H v H [2007] EWHC 459 (FAM) - Charles J
The Court held that the House of Lords decision in Miller should not be adhered to as if it were statute.
The Wife was awarded £13.7m comprising half the assets at separation plus a declining percentage of the Husband's bonus for the three years post separation. This represented a "run-off" to independent living for the Wife. Although the Husband had a significant earning capacity, the Wife could not lay claim to it beyond this as a fruit of the marital partnership. The extent of the parties respective contributions to the welfare of the family could be established by way of a "but for" test i.e. "But for the wife's domestic contribution, would the Husband have earned what he did?" This indicated that the Husband's income was down to his hard work and that the impact of the Wife's domestic contribution to the Husband's income was small in economic terms.
Crossley v Crossley, Times, 3 January 2008
A recent decision of the Court of Appeal which obtained much press coverage in the UK involved a Husband and as he described her, his "career divorcee" Wife.
The parties had entered into a pre-nuptial agreement prior to their marriage which effectively provided that in the event of divorce each walk away from the marriage with whatever they brought in; both parties being independently wealthy in their own right.
The marriage itself lasted 14 months (plus 3 months pre-marital cohabitation) when the Wife then petitioned for divorce and issued financial proceedings in England. The Husband then issued a summons that sought an order that rather than following the usual Court procedure, the Wife should instead show why her claim for financial relief should not be dealt with in accordance with the pre-nuptial agreement.

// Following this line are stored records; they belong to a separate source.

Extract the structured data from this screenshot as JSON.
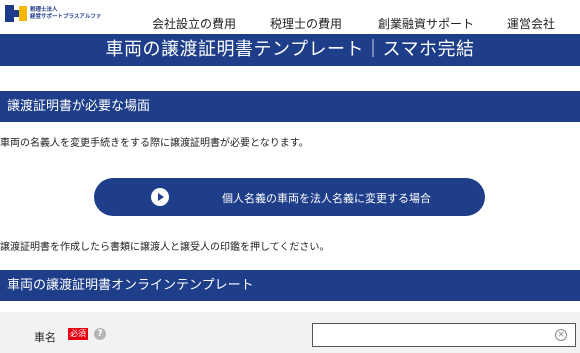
{
  "header": {
    "logo_lines": [
      "税理士法人",
      "経営サポートプラスアルファ"
    ],
    "nav": [
      "会社設立の費用",
      "税理士の費用",
      "創業融資サポート",
      "運営会社"
    ]
  },
  "page_title": "車両の譲渡証明書テンプレート｜スマホ完結",
  "section1": {
    "heading": "譲渡証明書が必要な場面",
    "text": "車両の名義人を変更手続きをする際に譲渡証明書が必要となります。"
  },
  "action_button": {
    "label": "個人名義の車両を法人名義に変更する場合",
    "icon": "play-circle-icon"
  },
  "note": "譲渡証明書を作成したら書類に譲渡人と譲受人の印鑑を押してください。",
  "section2": {
    "heading": "車両の譲渡証明書オンラインテンプレート"
  },
  "form": {
    "field_label": "車名",
    "required_badge": "必須",
    "help_icon": "?",
    "clear_icon": "×",
    "input_value": "",
    "input_placeholder": ""
  },
  "colors": {
    "brand_navy": "#1e3e8a",
    "required_red": "#e60012",
    "logo_yellow": "#f5b800"
  }
}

Non English and Welsh practitioners should be aware that pre-nuptial agreements are not binding in the jurisdiction of England and Wales, although they are of persuasive value as a "circumstance" that the Court may take into account. In this instance, the Court suggested that if ever there was a paradigm case in which a pre-nuptial agreement is seen not simply as one of the peripheral factors but a factor of magnetic importance, this is it and allowed the Husband's claim for a "shortened" procedure accordingly.

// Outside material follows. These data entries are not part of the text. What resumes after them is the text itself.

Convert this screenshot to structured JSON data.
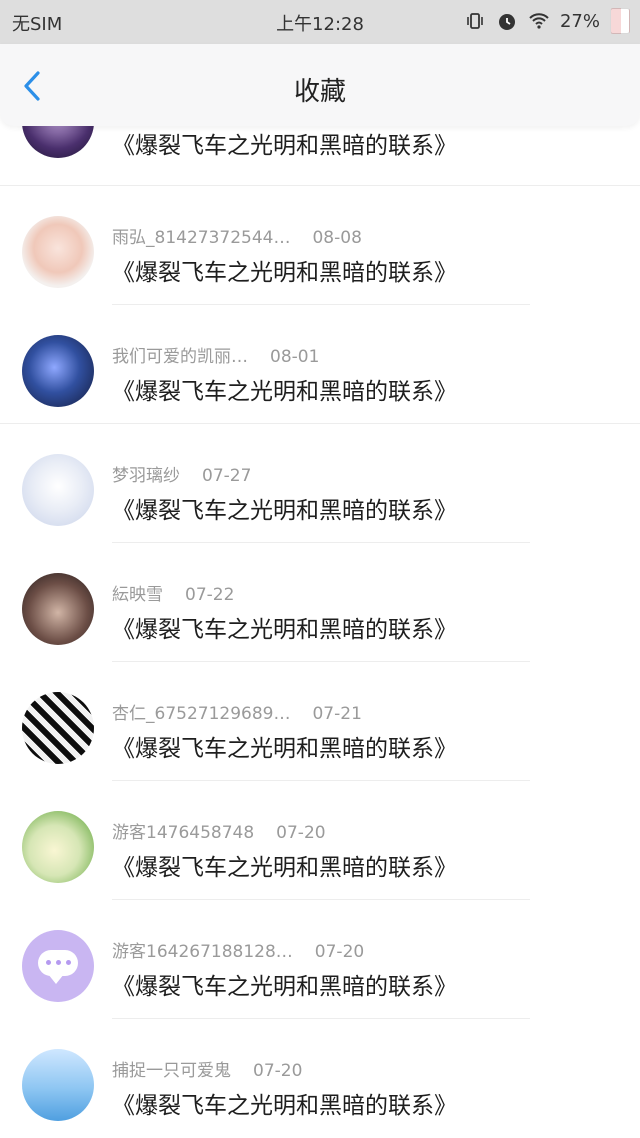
{
  "status_bar": {
    "carrier": "无SIM",
    "time": "上午12:28",
    "battery": "27%",
    "icons": [
      "vibrate-icon",
      "alarm-icon",
      "wifi-icon",
      "battery-icon"
    ]
  },
  "header": {
    "title": "收藏",
    "back_icon": "chevron-left-icon"
  },
  "colors": {
    "accent": "#2c8fe8",
    "title_text": "#1e1e1e",
    "meta_text": "#9a9a9a",
    "divider": "#ededed"
  },
  "favorites": [
    {
      "author": "",
      "date": "",
      "title": "《爆裂飞车之光明和黑暗的联系》"
    },
    {
      "author": "雨弘_81427372544…",
      "date": "08-08",
      "title": "《爆裂飞车之光明和黑暗的联系》"
    },
    {
      "author": "我们可爱的凯丽…",
      "date": "08-01",
      "title": "《爆裂飞车之光明和黑暗的联系》"
    },
    {
      "author": "梦羽璃纱",
      "date": "07-27",
      "title": "《爆裂飞车之光明和黑暗的联系》"
    },
    {
      "author": "紜映雪",
      "date": "07-22",
      "title": "《爆裂飞车之光明和黑暗的联系》"
    },
    {
      "author": "杏仁_67527129689…",
      "date": "07-21",
      "title": "《爆裂飞车之光明和黑暗的联系》"
    },
    {
      "author": "游客1476458748",
      "date": "07-20",
      "title": "《爆裂飞车之光明和黑暗的联系》"
    },
    {
      "author": "游客164267188128…",
      "date": "07-20",
      "title": "《爆裂飞车之光明和黑暗的联系》"
    },
    {
      "author": "捕捉一只可爱鬼",
      "date": "07-20",
      "title": "《爆裂飞车之光明和黑暗的联系》"
    }
  ]
}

Ella v Ella [2007] EWCA Civ 99
Another case involving a pre-nuptial agreement, this time with an international element. The Husband and Wife had married in Israel and immediately before their marriage they had entered into a pre-nuptial agreement that the provisions of Israeli law should apply on any question affecting their property. The Wife subsequently petitioned for dissolution of the marriage in London and the Husband then issued a competing petition in Israel and made a without notice application for a stay of the English proceedings, which was granted. The Wife's appeal against this stay was rejected as, although it was clear that the family's principal base was in London which meant that at first sight this looked like an English case, it was also equally correct that the family's relationship with Israel was a profound one that extended far beyond just holiday periods, particularly in light of the pre-nuptial agreement, which was treated as a major factor in allowing the Court to find that Israel was the correct forum.
Bentinck v Bentinck [2007] EWCA Civ 175
Whilst on the topic of appropriate forums it is worth mentioning the case of Bentinck which involved a conflict of laws issue between Switzerland and England. Following the break up of the marriage the Husband in this case had taken up permanent residency in Switzerland and the Wife had remained in the United Kingdom.
The Husband then initiated conciliation and divorce proceedings in the Swiss court and the Wife subsequently petitioned for divorce in England and contested the jurisdiction of the Swiss court. By the time the Wife's application got to the hearing stage in London, the Swiss court had already had a hearing to determine which country had jurisdiction, although judgment has not yet been handed down.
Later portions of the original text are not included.